Avineri: Probably not. What I see is a younger generation that has not been in Tunisia but was raised in Gaza and the West Bank. They have lived and suffered under Israeli occupation, fought sometimes against Israel and have spent years in Israeli jails. They have also learned Hebrew and know something about the real Israel. Not that they love Israel more than the older generation: They are just much more realistic about what can and cannot be achieved. Eventually this will be the Palestinian leadership - if there is any Palestinian leadership - that will have the guts to tell the Palestinian refugees: We are going to take care of you, we are going to rehabilitate everyone, you are citizens of a free country but you will not return to Israel proper.

Karmi: I don’t think even Arafat could have delivered it along the Camp David lines. I don’t anyone could. There were a number of things wrong with that agreement: Water rights, sovereignty for East Jerusalem and control of the borders. Jerusalem was never clearly defined. Yes, Barak went further than anyone else has gone. That’s not to say that it was far enough. Refugees for instance: Huge, probably the thorniest issue. Camp David essentially divided the West Bank in two, and this is very problematic in terms of what is purely logistical for a Palestinian state, which no one wants to talk about at all. East Jerusalem is extremely important; it’s not just a magical symbol, it’s a huge advantage to have the infrastructure that’s there, the revenue from tourism, etc. Therefore, these issues have to be resolved and have to go forward from where they were at Camp David.

So do you look for a quick move towards peace or are we going to see another long-term interim process?

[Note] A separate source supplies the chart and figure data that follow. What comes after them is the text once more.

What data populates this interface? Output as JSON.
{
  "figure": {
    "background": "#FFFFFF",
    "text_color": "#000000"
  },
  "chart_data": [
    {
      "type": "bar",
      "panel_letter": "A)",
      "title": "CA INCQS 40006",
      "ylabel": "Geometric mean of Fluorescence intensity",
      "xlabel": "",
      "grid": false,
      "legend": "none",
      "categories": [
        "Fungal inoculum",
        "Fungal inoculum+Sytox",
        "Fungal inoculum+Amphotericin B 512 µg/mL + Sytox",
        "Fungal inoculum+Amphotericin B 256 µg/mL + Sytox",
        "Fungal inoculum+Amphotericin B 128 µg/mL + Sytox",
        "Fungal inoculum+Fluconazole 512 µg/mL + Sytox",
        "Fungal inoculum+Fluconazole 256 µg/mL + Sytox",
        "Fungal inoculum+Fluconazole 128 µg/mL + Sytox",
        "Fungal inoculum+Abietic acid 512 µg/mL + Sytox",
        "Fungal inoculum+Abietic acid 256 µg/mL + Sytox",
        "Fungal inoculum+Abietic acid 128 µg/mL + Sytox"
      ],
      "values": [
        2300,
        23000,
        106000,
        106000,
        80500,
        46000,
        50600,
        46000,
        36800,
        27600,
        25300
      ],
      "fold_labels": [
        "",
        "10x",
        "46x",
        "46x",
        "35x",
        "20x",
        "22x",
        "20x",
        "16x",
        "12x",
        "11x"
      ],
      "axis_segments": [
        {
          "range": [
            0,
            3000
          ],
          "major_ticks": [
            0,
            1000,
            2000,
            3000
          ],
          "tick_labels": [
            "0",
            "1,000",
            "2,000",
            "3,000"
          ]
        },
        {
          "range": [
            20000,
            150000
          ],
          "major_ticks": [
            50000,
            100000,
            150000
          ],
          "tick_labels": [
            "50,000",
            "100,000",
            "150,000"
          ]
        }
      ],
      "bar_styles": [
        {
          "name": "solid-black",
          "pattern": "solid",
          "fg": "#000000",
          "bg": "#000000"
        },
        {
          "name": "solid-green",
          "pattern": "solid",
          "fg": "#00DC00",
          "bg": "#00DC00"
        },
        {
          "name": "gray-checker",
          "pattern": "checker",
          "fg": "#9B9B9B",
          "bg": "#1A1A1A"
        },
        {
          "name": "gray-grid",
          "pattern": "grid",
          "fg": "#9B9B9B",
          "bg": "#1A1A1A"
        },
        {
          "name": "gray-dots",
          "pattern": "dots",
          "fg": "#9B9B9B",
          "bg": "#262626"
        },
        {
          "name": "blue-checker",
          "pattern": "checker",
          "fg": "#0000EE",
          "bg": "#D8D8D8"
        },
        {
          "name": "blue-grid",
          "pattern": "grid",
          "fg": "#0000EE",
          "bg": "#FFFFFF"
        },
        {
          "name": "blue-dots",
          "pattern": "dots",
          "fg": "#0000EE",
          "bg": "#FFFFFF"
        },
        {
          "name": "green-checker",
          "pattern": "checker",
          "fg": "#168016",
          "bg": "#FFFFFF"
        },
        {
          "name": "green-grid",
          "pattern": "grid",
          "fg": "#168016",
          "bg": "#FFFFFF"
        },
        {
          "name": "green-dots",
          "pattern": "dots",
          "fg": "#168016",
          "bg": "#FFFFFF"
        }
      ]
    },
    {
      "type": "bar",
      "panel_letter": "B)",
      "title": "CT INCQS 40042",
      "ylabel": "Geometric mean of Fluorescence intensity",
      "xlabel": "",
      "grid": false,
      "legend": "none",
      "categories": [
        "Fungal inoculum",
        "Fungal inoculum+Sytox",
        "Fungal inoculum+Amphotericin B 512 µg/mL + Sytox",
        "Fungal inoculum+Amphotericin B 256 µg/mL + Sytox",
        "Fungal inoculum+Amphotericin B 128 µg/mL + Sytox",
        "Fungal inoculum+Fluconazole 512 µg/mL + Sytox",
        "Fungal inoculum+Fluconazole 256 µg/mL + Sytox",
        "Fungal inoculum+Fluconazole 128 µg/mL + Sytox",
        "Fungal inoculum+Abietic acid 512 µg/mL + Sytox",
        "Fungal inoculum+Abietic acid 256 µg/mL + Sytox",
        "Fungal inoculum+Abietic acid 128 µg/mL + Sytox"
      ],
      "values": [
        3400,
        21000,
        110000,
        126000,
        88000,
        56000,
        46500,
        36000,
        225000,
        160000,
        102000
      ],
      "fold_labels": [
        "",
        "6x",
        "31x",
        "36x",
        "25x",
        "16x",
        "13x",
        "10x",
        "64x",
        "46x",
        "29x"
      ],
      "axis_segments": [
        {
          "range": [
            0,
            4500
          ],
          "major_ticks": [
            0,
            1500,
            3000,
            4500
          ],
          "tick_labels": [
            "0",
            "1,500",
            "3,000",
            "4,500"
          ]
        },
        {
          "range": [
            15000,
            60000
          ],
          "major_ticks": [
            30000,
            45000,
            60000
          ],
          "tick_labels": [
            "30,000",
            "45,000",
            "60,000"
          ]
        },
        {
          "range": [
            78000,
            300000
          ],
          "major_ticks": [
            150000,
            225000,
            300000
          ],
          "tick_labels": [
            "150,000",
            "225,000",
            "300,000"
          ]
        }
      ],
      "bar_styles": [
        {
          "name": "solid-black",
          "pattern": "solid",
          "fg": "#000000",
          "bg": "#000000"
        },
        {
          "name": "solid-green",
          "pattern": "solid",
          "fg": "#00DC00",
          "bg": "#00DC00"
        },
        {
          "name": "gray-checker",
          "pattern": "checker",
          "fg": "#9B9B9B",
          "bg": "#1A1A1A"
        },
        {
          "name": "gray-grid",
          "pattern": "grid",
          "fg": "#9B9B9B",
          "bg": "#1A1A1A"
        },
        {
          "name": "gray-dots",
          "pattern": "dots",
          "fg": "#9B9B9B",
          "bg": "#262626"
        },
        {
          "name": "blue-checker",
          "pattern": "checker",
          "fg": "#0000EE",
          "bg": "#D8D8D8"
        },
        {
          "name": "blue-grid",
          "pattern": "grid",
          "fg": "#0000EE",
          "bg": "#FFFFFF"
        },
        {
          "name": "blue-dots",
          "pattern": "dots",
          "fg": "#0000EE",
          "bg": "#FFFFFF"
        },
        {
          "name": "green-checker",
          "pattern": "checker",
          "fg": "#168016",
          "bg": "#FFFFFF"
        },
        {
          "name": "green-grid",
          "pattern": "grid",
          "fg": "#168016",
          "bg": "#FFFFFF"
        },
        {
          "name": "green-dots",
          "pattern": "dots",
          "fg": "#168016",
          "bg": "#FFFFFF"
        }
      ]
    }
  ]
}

Avineri: The latter one. Look, everyone makes analogies but doesn’t think about the consequences. Look at Bosnia, Cyprus, Kashmir and Kosovo. They have the same ingredients as the Israeli/Palestinian conflict. They are about conflicting narratives and national movements, history, territoriality, sovereignty—not about religion as such. In none of these conflicts has anyone come up with a reasonable way to find a solution. No one knows how to solve Kosovo. The world community thought that they had solved Cyprus with the Annan plan, everyone in the world agreed except the local population. There is a whole range of little plans. Perhaps this is the only thing we can do. Those people who think there is a quick fix for the Israeli/Palestinian conflict should look at the Kosovo situation and realize how difficult it is, and our conflict is much more complicated.